La situation militaire sur le terrain est figée depuis un grand nombre de mois. Les derniers chiffres que j’ai : un contrôle russe de 18,5% du territoire ukrainien en novembre. Les Russes comptent déjà près d’un million de pertes (morts et blessés), c’est au-delà du nombre total de pertes américaines et russes depuis la Seconde Guerre mondiale dans tous les conflits. Et à partir du moment où vous avez de telles pertes, vous comptez différemment.
Avec ce plan, la Russie a encore réussi à gagner du temps.
Avec ce plan, la Russie a encore réussi à gagner du temps. On peut penser que son but est de passer l’hiver en donnant un os à ronger aux chancelleries occidentales, en donnant l’impression d’être à l’écoute de toute proposition de paix, mais de laisser pour l’instant les Occidentaux négocier entre eux la nature exacte du plan.
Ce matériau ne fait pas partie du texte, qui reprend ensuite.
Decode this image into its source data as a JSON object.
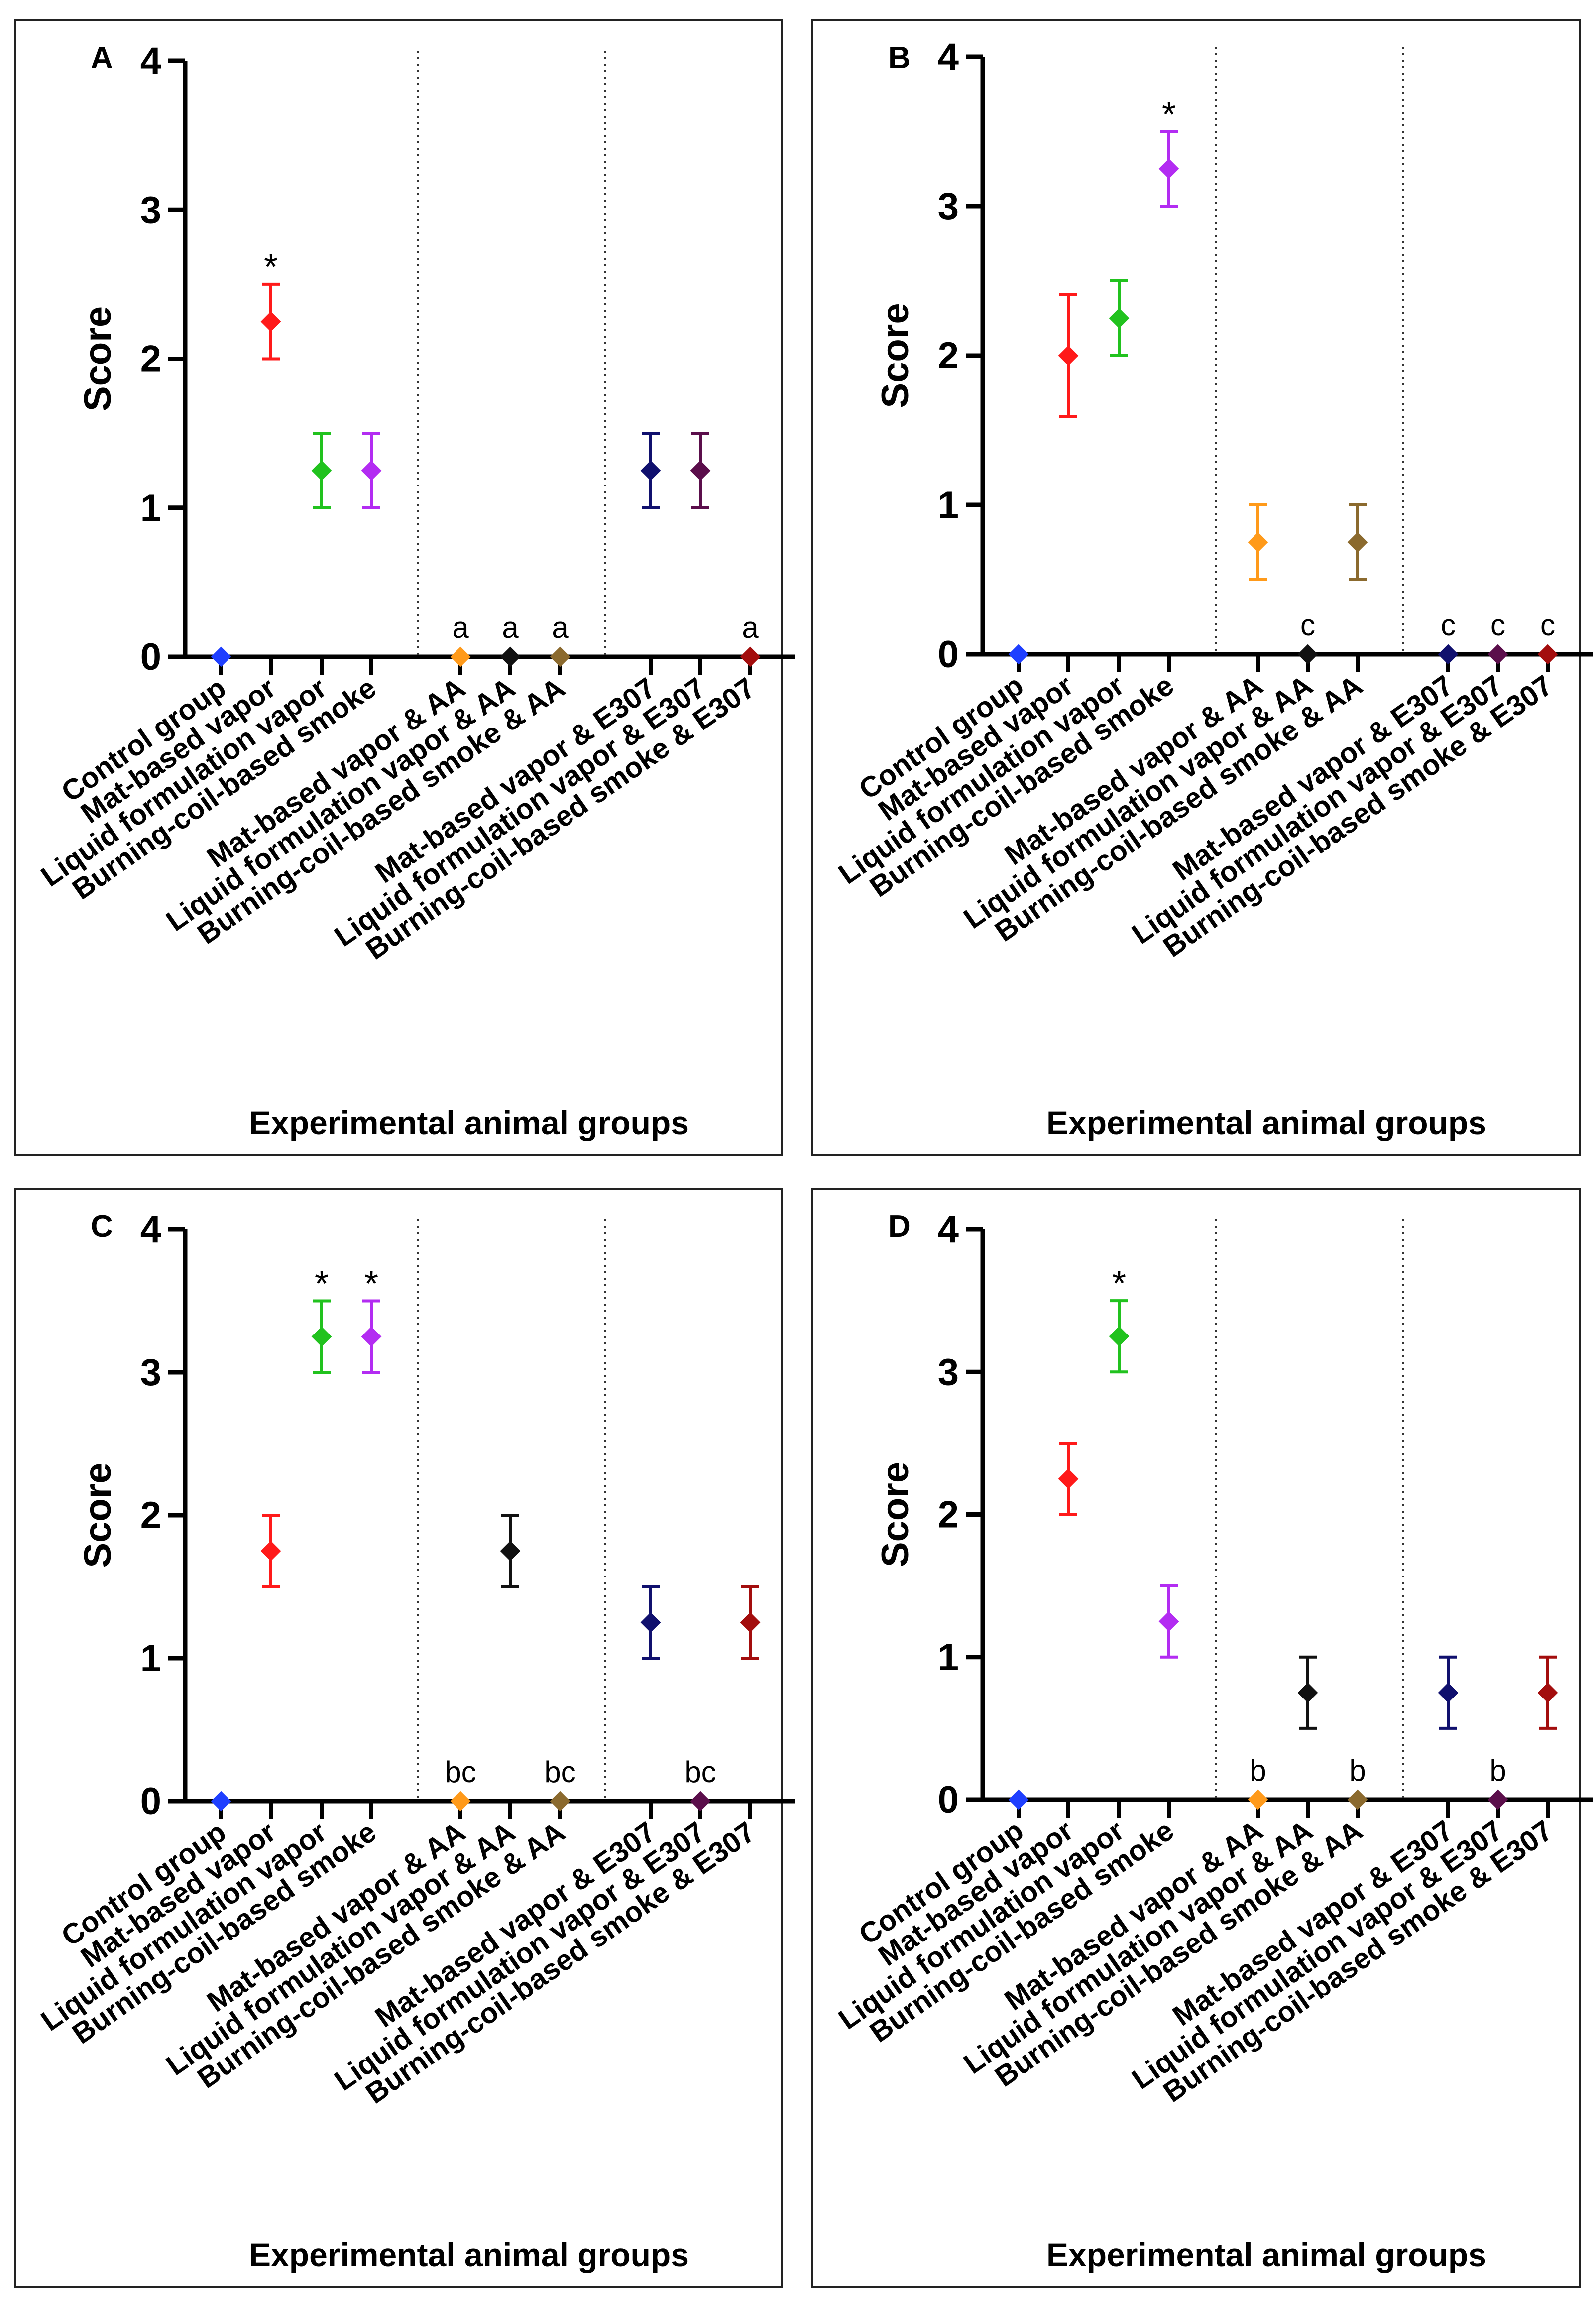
{
  "group_colors": [
    "#1f3fff",
    "#ff1a1a",
    "#21c21e",
    "#b32cf2",
    "#ff9a1a",
    "#111111",
    "#8b6a2e",
    "#10106e",
    "#5b0e4b",
    "#a30d0d"
  ],
  "chart_data": [
    {
      "panel": "A",
      "type": "scatter",
      "style": "mean with error bars",
      "ylabel": "Score",
      "xlabel": "Experimental animal groups",
      "ylim": [
        0,
        4
      ],
      "yticks": [
        "0",
        "1",
        "2",
        "3",
        "4"
      ],
      "categories": [
        "Control group",
        "Mat-based vapor",
        "Liquid formulation vapor",
        "Burning-coil-based smoke",
        "Mat-based vapor & AA",
        "Liquid formulation vapor & AA",
        "Burning-coil-based smoke & AA",
        "Mat-based vapor & E307",
        "Liquid formulation vapor & E307",
        "Burning-coil-based smoke & E307"
      ],
      "values": [
        0,
        2.25,
        1.25,
        1.25,
        0,
        0,
        0,
        1.25,
        1.25,
        0
      ],
      "errors": [
        0,
        0.25,
        0.25,
        0.25,
        0,
        0,
        0,
        0.25,
        0.25,
        0
      ],
      "annotations": [
        "",
        "*",
        "",
        "",
        "a",
        "a",
        "a",
        "",
        "",
        "a"
      ]
    },
    {
      "panel": "B",
      "type": "scatter",
      "style": "mean with error bars",
      "ylabel": "Score",
      "xlabel": "Experimental animal groups",
      "ylim": [
        0,
        4
      ],
      "yticks": [
        "0",
        "1",
        "2",
        "3",
        "4"
      ],
      "categories": [
        "Control group",
        "Mat-based vapor",
        "Liquid formulation vapor",
        "Burning-coil-based smoke",
        "Mat-based vapor & AA",
        "Liquid formulation vapor & AA",
        "Burning-coil-based smoke & AA",
        "Mat-based vapor & E307",
        "Liquid formulation vapor & E307",
        "Burning-coil-based smoke & E307"
      ],
      "values": [
        0,
        2.0,
        2.25,
        3.25,
        0.75,
        0,
        0.75,
        0,
        0,
        0
      ],
      "errors": [
        0,
        0.41,
        0.25,
        0.25,
        0.25,
        0,
        0.25,
        0,
        0,
        0
      ],
      "annotations": [
        "",
        "",
        "",
        "*",
        "",
        "c",
        "",
        "c",
        "c",
        "c"
      ]
    },
    {
      "panel": "C",
      "type": "scatter",
      "style": "mean with error bars",
      "ylabel": "Score",
      "xlabel": "Experimental animal groups",
      "ylim": [
        0,
        4
      ],
      "yticks": [
        "0",
        "1",
        "2",
        "3",
        "4"
      ],
      "categories": [
        "Control group",
        "Mat-based vapor",
        "Liquid formulation vapor",
        "Burning-coil-based smoke",
        "Mat-based vapor & AA",
        "Liquid formulation vapor & AA",
        "Burning-coil-based smoke & AA",
        "Mat-based vapor & E307",
        "Liquid formulation vapor & E307",
        "Burning-coil-based smoke & E307"
      ],
      "values": [
        0,
        1.75,
        3.25,
        3.25,
        0,
        1.75,
        0,
        1.25,
        0,
        1.25
      ],
      "errors": [
        0,
        0.25,
        0.25,
        0.25,
        0,
        0.25,
        0,
        0.25,
        0,
        0.25
      ],
      "annotations": [
        "",
        "",
        "*",
        "*",
        "bc",
        "",
        "bc",
        "",
        "bc",
        ""
      ]
    },
    {
      "panel": "D",
      "type": "scatter",
      "style": "mean with error bars",
      "ylabel": "Score",
      "xlabel": "Experimental animal groups",
      "ylim": [
        0,
        4
      ],
      "yticks": [
        "0",
        "1",
        "2",
        "3",
        "4"
      ],
      "categories": [
        "Control group",
        "Mat-based vapor",
        "Liquid formulation vapor",
        "Burning-coil-based smoke",
        "Mat-based vapor & AA",
        "Liquid formulation vapor & AA",
        "Burning-coil-based smoke & AA",
        "Mat-based vapor & E307",
        "Liquid formulation vapor & E307",
        "Burning-coil-based smoke & E307"
      ],
      "values": [
        0,
        2.25,
        3.25,
        1.25,
        0,
        0.75,
        0,
        0.75,
        0,
        0.75
      ],
      "errors": [
        0,
        0.25,
        0.25,
        0.25,
        0,
        0.25,
        0,
        0.25,
        0,
        0.25
      ],
      "annotations": [
        "",
        "",
        "*",
        "",
        "b",
        "",
        "b",
        "",
        "b",
        ""
      ]
    }
  ]
}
Face à cette situation, quelles options stratégiques reste-t-il aux Européens ?
Les Européens se sont déjà lancés dans le plan de réarmement, à la fois au niveau national et au niveau européen. Mais d’ici cinq ou dix ans, il ne suffira pas. On sera sur une ligne de crête en matière de sécurité, puisque la stabilité d’un éventuel cessez-le-feu ou accord de paix ne serait que très fragile et très provisoire. Le rapport de force serait particulièrement délicat et risqué pour des Européens qui se verraient moins soutenus par les Américains que par le passé.
La seule grande puissance qui déterminerait alors la sécurité européenne, ce serait la Russie.
Avec ce plan, les Américains auraient trouvé un moyen de se désengager politiquement et peut-être même militairement, à moyen ou à long terme, du continent européen. Et la seule puissance avec suffisamment de capacité de nuisance qui déterminerait la sécurité européenne, ce serait la Russie.